La Banque centrale du Salvador a indiqué que les transferts de fonds en cryptomonnaies n’avaient pas atteint 1 % du volume total des transferts reçus au cours du premier semestre 2026. Seuls 35,4 millions de dollars, sur les plus de 5 milliards de dollars reçus par les Salvadoriens, ont été réglés en cryptomonnaies entre janvier et juin 2026.
5 ans après la loi sur le bitcoin, les cryptomonnaies ne représentent que 0,7 % du marché des transferts de fonds du Salvador, estimé à 5 milliards de dollars

Points clés
- Malgré une hausse annuelle de 39,1 %, les cryptomonnaies ne représentent que 0,7 % des transferts de fonds au Salvador, ce qui témoigne d’une adoption mitigée.
- Les Salvadoriens continuent de s'appuyer sur les canaux traditionnels, les banques et les entreprises traitant plus de 84 % de l'ensemble des fonds.
- Le portefeuille Chivo, soutenu par l’État, est en voie de disparition dans le cadre d’un accord avec le FMI, mettant fin aux espoirs d’économiser 400 millions de dollars en frais.
Les transferts de fonds en cryptomonnaies peinent à s’imposer au Salvador
Le Salvador, surnommé le « pays du bitcoin », accuse toujours un retard dans l’adoption des monnaies numériques dans le domaine des transferts de fonds.
Les chiffres publiés par la Banque centrale du Salvador révèlent qu’au cours du premier semestre 2026, seuls 35,4 millions de dollars du volume total des transferts de fonds internationaux ont été envoyés vers le pays via des canaux utilisant des monnaies numériques.
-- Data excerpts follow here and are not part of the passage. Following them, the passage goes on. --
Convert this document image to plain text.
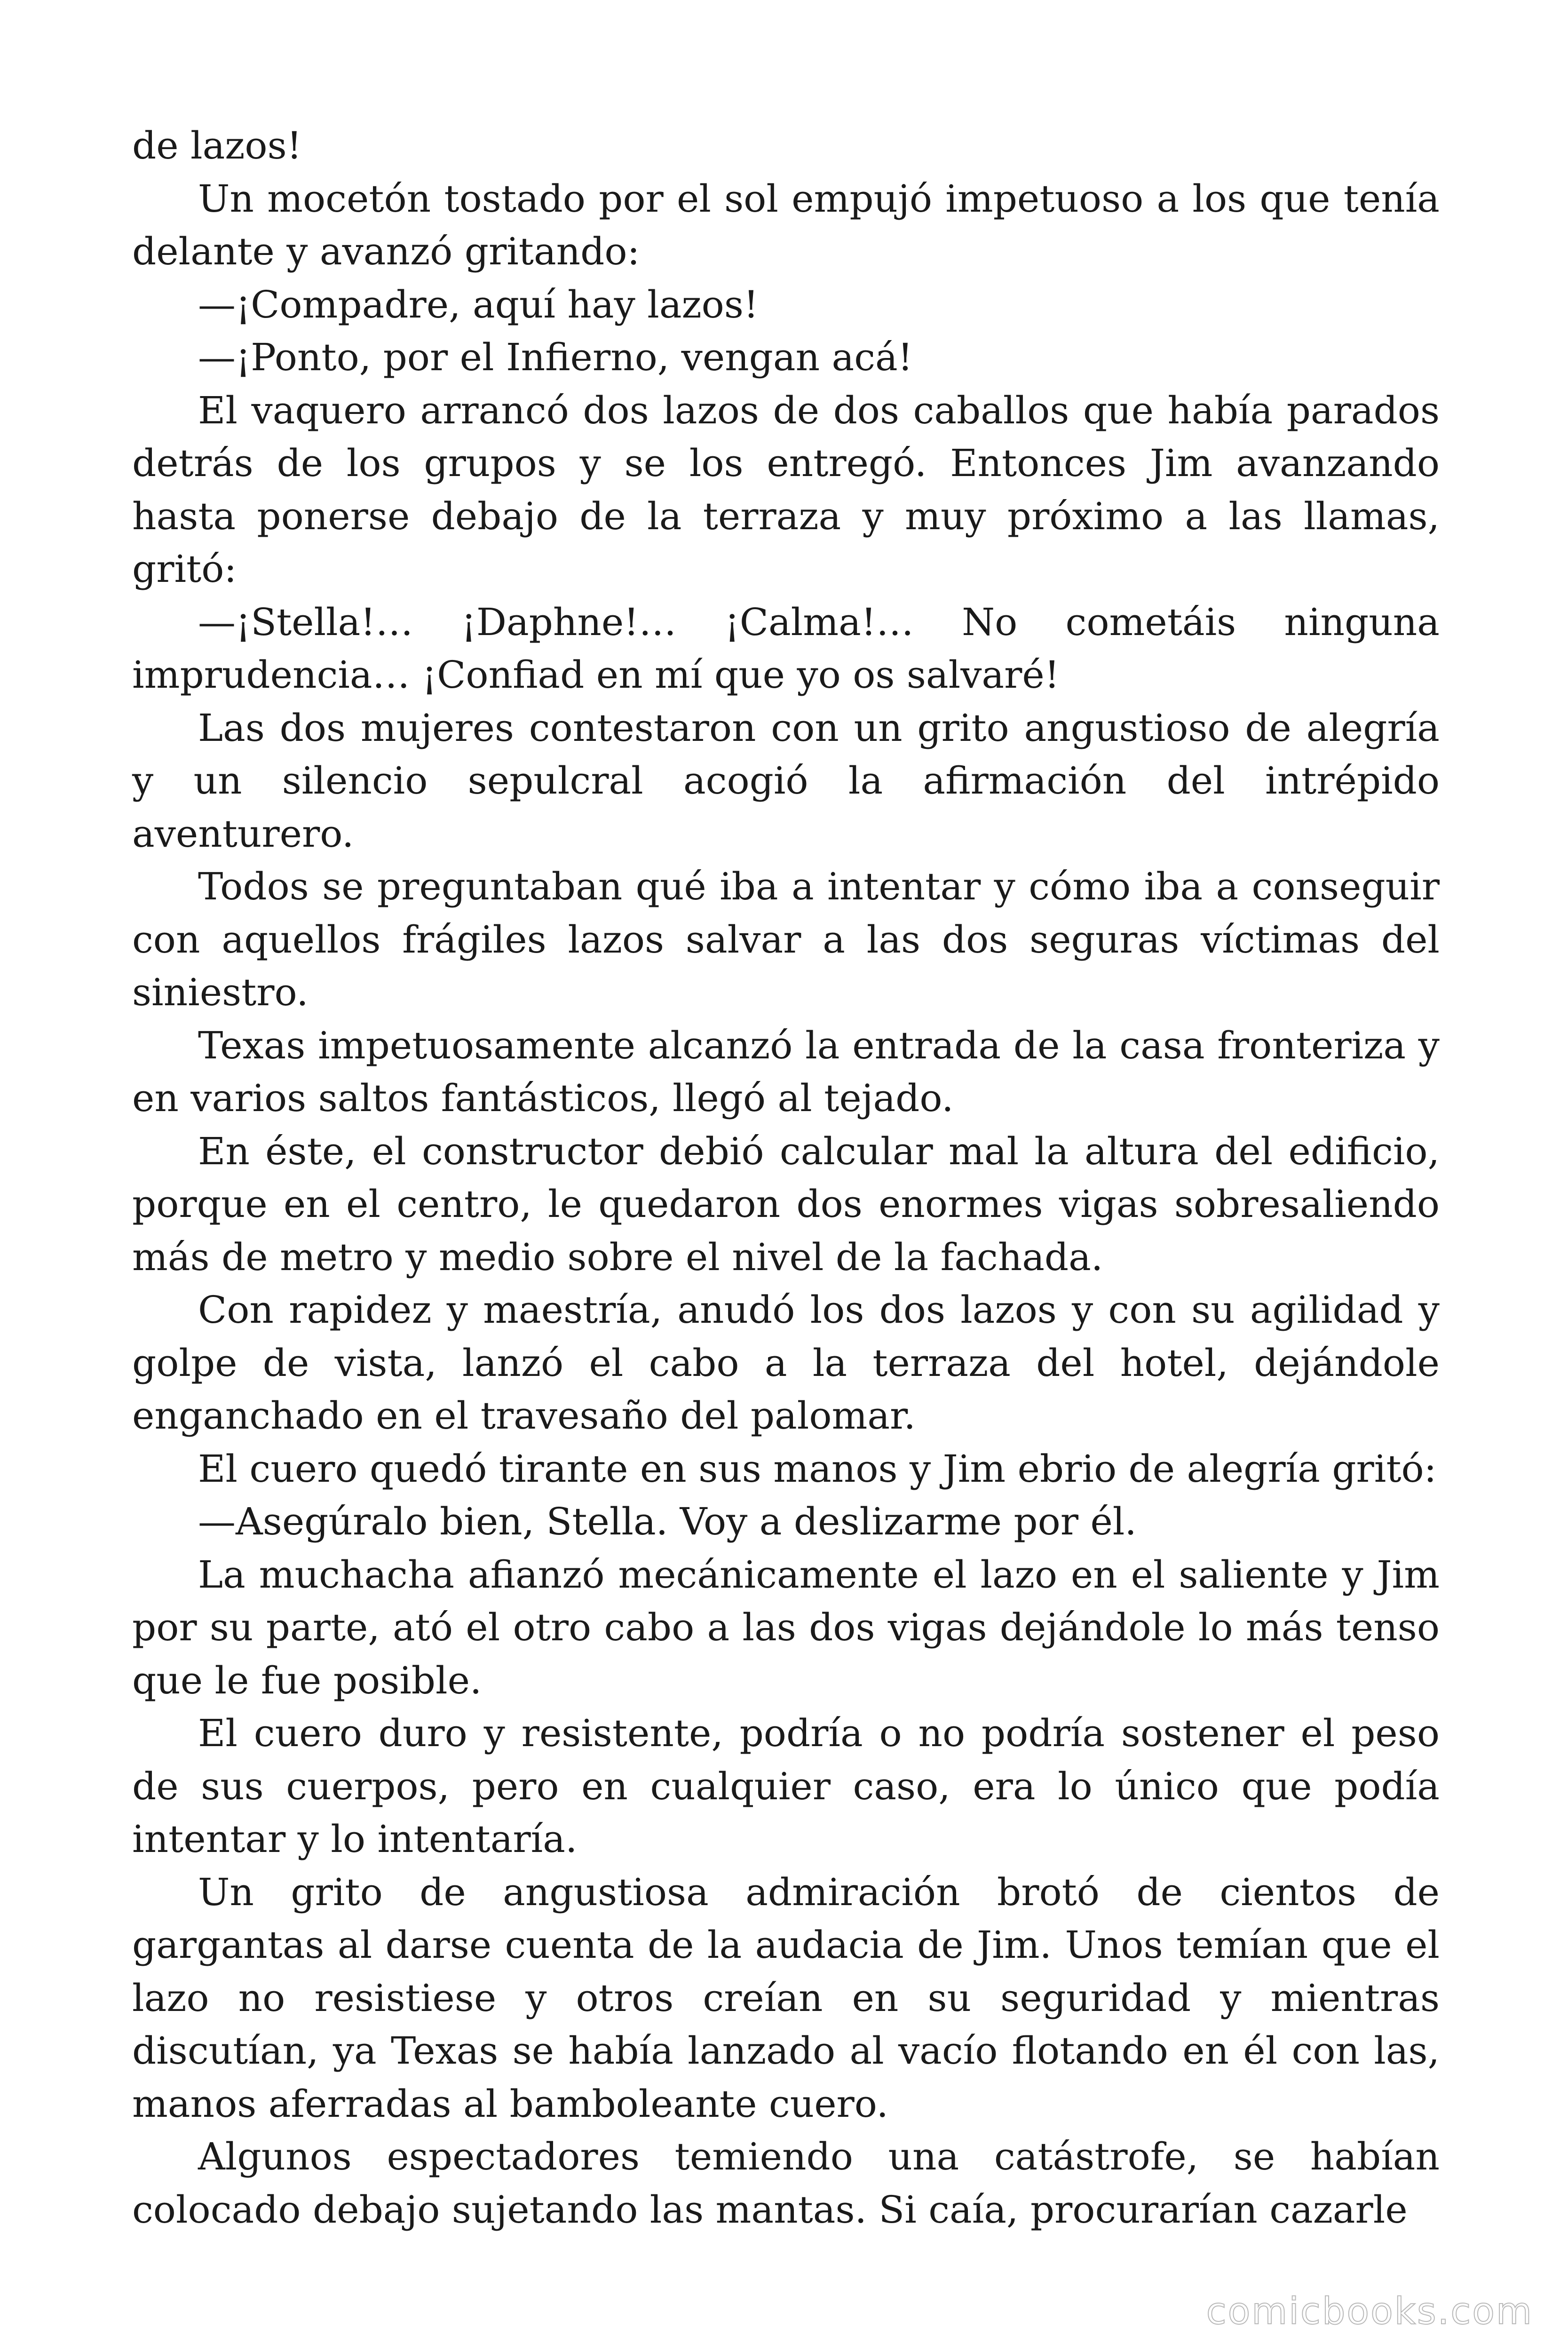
de lazos!

Un mocetón tostado por el sol empujó impetuoso a los que tenía delante y avanzó gritando:

—¡Compadre, aquí hay lazos!

—¡Ponto, por el Infierno, vengan acá!

El vaquero arrancó dos lazos de dos caballos que había parados detrás de los grupos y se los entregó. Entonces Jim avanzando hasta ponerse debajo de la terraza y muy próximo a las llamas, gritó:

—¡Stella!… ¡Daphne!… ¡Calma!… No cometáis ninguna imprudencia… ¡Confiad en mí que yo os salvaré!

Las dos mujeres contestaron con un grito angustioso de alegría y un silencio sepulcral acogió la afirmación del intrépido aventurero.

Todos se preguntaban qué iba a intentar y cómo iba a conseguir con aquellos frágiles lazos salvar a las dos seguras víctimas del siniestro.

Texas impetuosamente alcanzó la entrada de la casa fronteriza y en varios saltos fantásticos, llegó al tejado.

En éste, el constructor debió calcular mal la altura del edificio, porque en el centro, le quedaron dos enormes vigas sobresaliendo más de metro y medio sobre el nivel de la fachada.

Con rapidez y maestría, anudó los dos lazos y con su agilidad y golpe de vista, lanzó el cabo a la terraza del hotel, dejándole enganchado en el travesaño del palomar.

El cuero quedó tirante en sus manos y Jim ebrio de alegría gritó:

—Asegúralo bien, Stella. Voy a deslizarme por él.

La muchacha afianzó mecánicamente el lazo en el saliente y Jim por su parte, ató el otro cabo a las dos vigas dejándole lo más tenso que le fue posible.

El cuero duro y resistente, podría o no podría sostener el peso de sus cuerpos, pero en cualquier caso, era lo único que podía intentar y lo intentaría.

Un grito de angustiosa admiración brotó de cientos de gargantas al darse cuenta de la audacia de Jim. Unos temían que el lazo no resistiese y otros creían en su seguridad y mientras discutían, ya Texas se había lanzado al vacío flotando en él con las, manos aferradas al bamboleante cuero.

Algunos espectadores temiendo una catástrofe, se habían colocado debajo sujetando las mantas. Si caía, procurarían cazarle

comicbooks.com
Ce chiffre représente moins de 1 % de l’ensemble des fonds envoyés au pays en 2026, qui ont dépassé les 5 milliards de dollars.
En comparaison, les transferts en espèces, remis en mains propres lorsque les expéditeurs se rendent au Salvador depuis un autre pays pour rendre visite à leurs proches, ont augmenté pour atteindre 3,8 %. Malgré tout, les chiffres relatifs aux transferts de fonds en cryptomonnaie sont nettement supérieurs à ceux enregistrés au premier semestre 2025, où ils s’élevaient à 25,4 millions de dollars, soit une hausse de 39,1 %.
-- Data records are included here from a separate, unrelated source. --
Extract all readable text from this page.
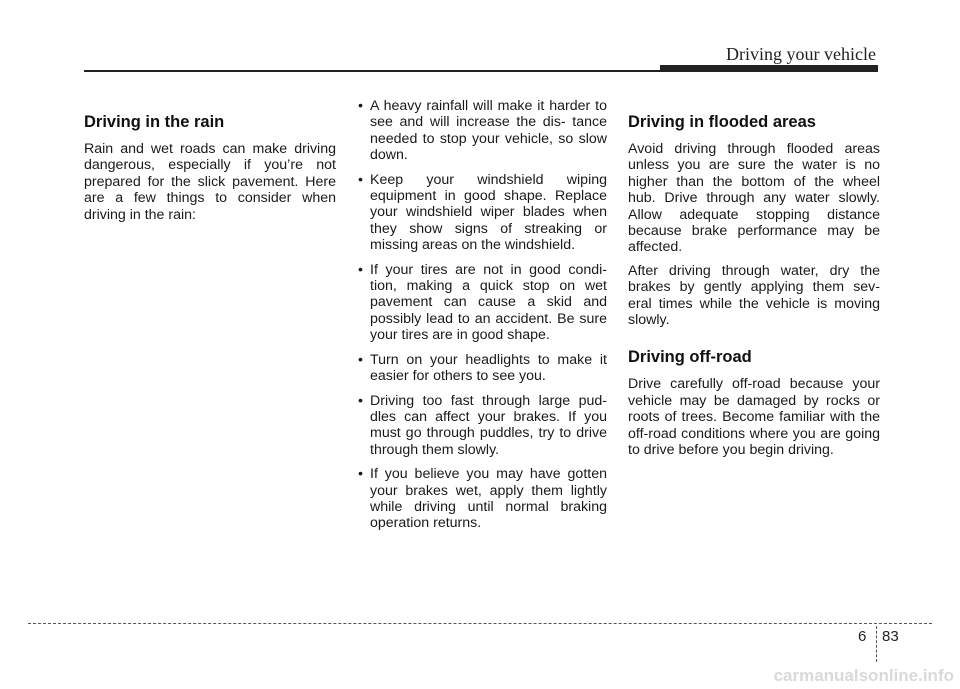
Driving your vehicle
Driving in the rain

Rain and wet roads can make driving dangerous, especially if you’re not prepared for the slick pavement. Here are a few things to consider when driving in the rain:

• A heavy rainfall will make it harder to see and will increase the dis- tance needed to stop your vehicle, so slow down.
• Keep your windshield wiping equipment in good shape. Replace your windshield wiper blades when they show signs of streaking or missing areas on the windshield.
• If your tires are not in good condi- tion, making a quick stop on wet pavement can cause a skid and possibly lead to an accident. Be sure your tires are in good shape.
• Turn on your headlights to make it easier for others to see you.
• Driving too fast through large pud- dles can affect your brakes. If you must go through puddles, try to drive through them slowly.
• If you believe you may have gotten your brakes wet, apply them lightly while driving until normal braking operation returns.
Driving in flooded areas

Avoid driving through flooded areas unless you are sure the water is no higher than the bottom of the wheel hub. Drive through any water slowly. Allow adequate stopping distance because brake performance may be affected.

After driving through water, dry the brakes by gently applying them sev- eral times while the vehicle is moving slowly.

Driving off-road

Drive carefully off-road because your vehicle may be damaged by rocks or roots of trees. Become familiar with the off-road conditions where you are going to drive before you begin driving.

6 83
carmanualsonline.info
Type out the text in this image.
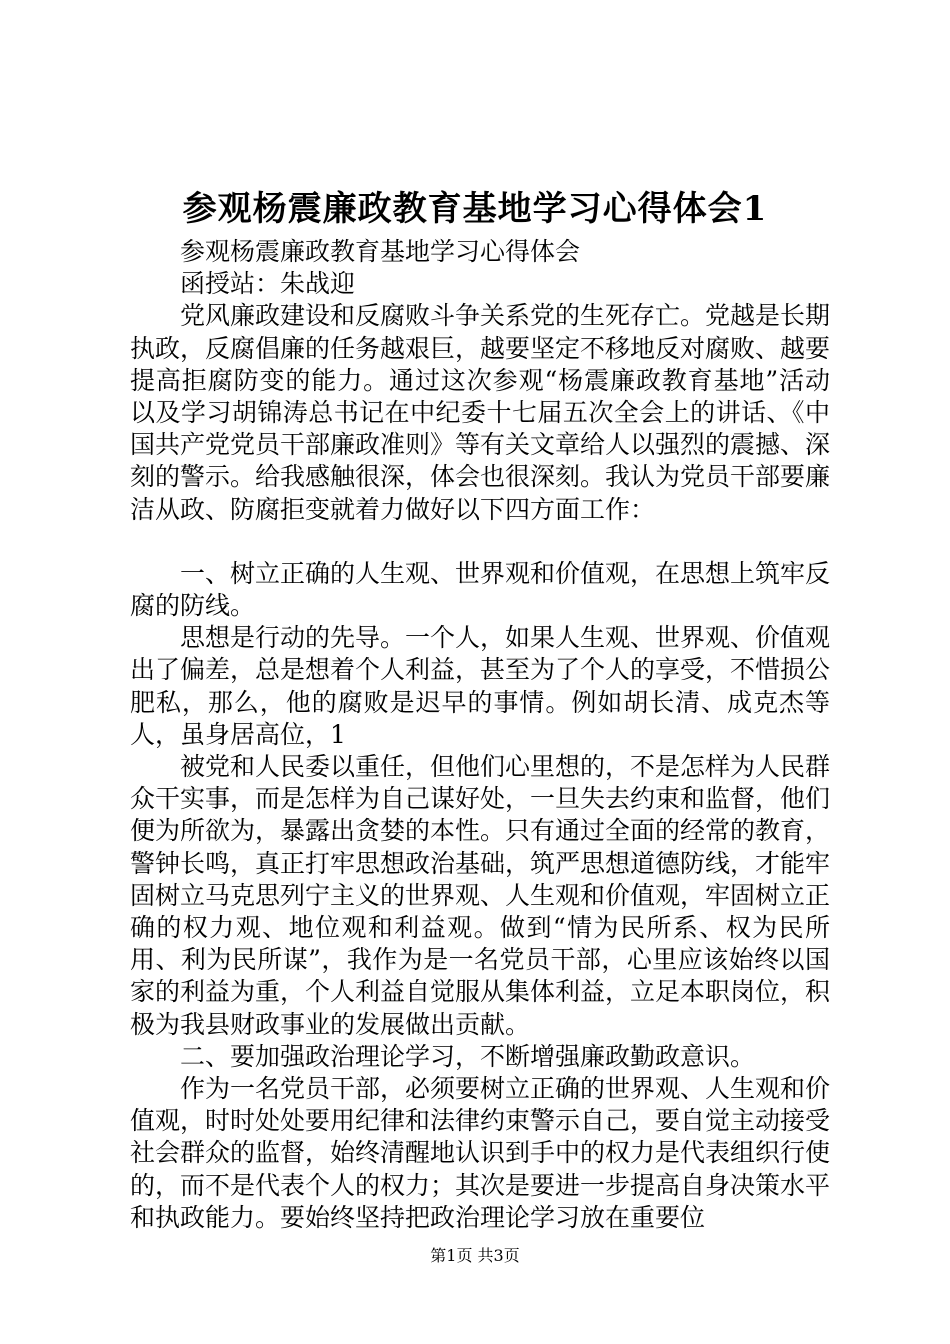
参观杨震廉政教育基地学习心得体会1

参观杨震廉政教育基地学习心得体会

函授站：朱战迎

党风廉政建设和反腐败斗争关系党的生死存亡。党越是长期执政，反腐倡廉的任务越艰巨，越要坚定不移地反对腐败、越要提高拒腐防变的能力。通过这次参观“杨震廉政教育基地”活动以及学习胡锦涛总书记在中纪委十七届五次全会上的讲话、《中国共产党党员干部廉政准则》等有关文章给人以强烈的震撼、深刻的警示。给我感触很深，体会也很深刻。我认为党员干部要廉洁从政、防腐拒变就着力做好以下四方面工作：

一、树立正确的人生观、世界观和价值观，在思想上筑牢反腐的防线。

思想是行动的先导。一个人，如果人生观、世界观、价值观出了偏差，总是想着个人利益，甚至为了个人的享受，不惜损公肥私，那么，他的腐败是迟早的事情。例如胡长清、成克杰等人，虽身居高位，1

被党和人民委以重任，但他们心里想的，不是怎样为人民群众干实事，而是怎样为自己谋好处，一旦失去约束和监督，他们便为所欲为，暴露出贪婪的本性。只有通过全面的经常的教育，警钟长鸣，真正打牢思想政治基础，筑严思想道德防线，才能牢固树立马克思列宁主义的世界观、人生观和价值观，牢固树立正确的权力观、地位观和利益观。做到“情为民所系、权为民所用、利为民所谋”，我作为是一名党员干部，心里应该始终以国家的利益为重，个人利益自觉服从集体利益，立足本职岗位，积极为我县财政事业的发展做出贡献。

二、要加强政治理论学习，不断增强廉政勤政意识。

作为一名党员干部，必须要树立正确的世界观、人生观和价值观，时时处处要用纪律和法律约束警示自己，要自觉主动接受社会群众的监督，始终清醒地认识到手中的权力是代表组织行使的，而不是代表个人的权力；其次是要进一步提高自身决策水平和执政能力。要始终坚持把政治理论学习放在重要位

第1页 共3页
Le montant total des transferts de fonds pour cette période est également passé de 4,84 milliards de dollars à 5,06 milliards, soit une hausse de 219,2 millions (4,5 %). Les sociétés de transfert de fonds et les banques constituent les canaux privilégiés par les Salvadoriens pour envoyer de l’argent dans leur pays d’origine, assurant l’intermédiation de plus de 84 % du volume reçu de l’étranger.
Depuis l’adoption par le Salvador de la loi dite « Bitcoin » en 2021, les transferts de fonds en cryptomonnaies n’ont pas réussi à s’imposer, les Salvadoriens à l’étranger continuant de recourir aux canaux traditionnels pour envoyer de l’argent.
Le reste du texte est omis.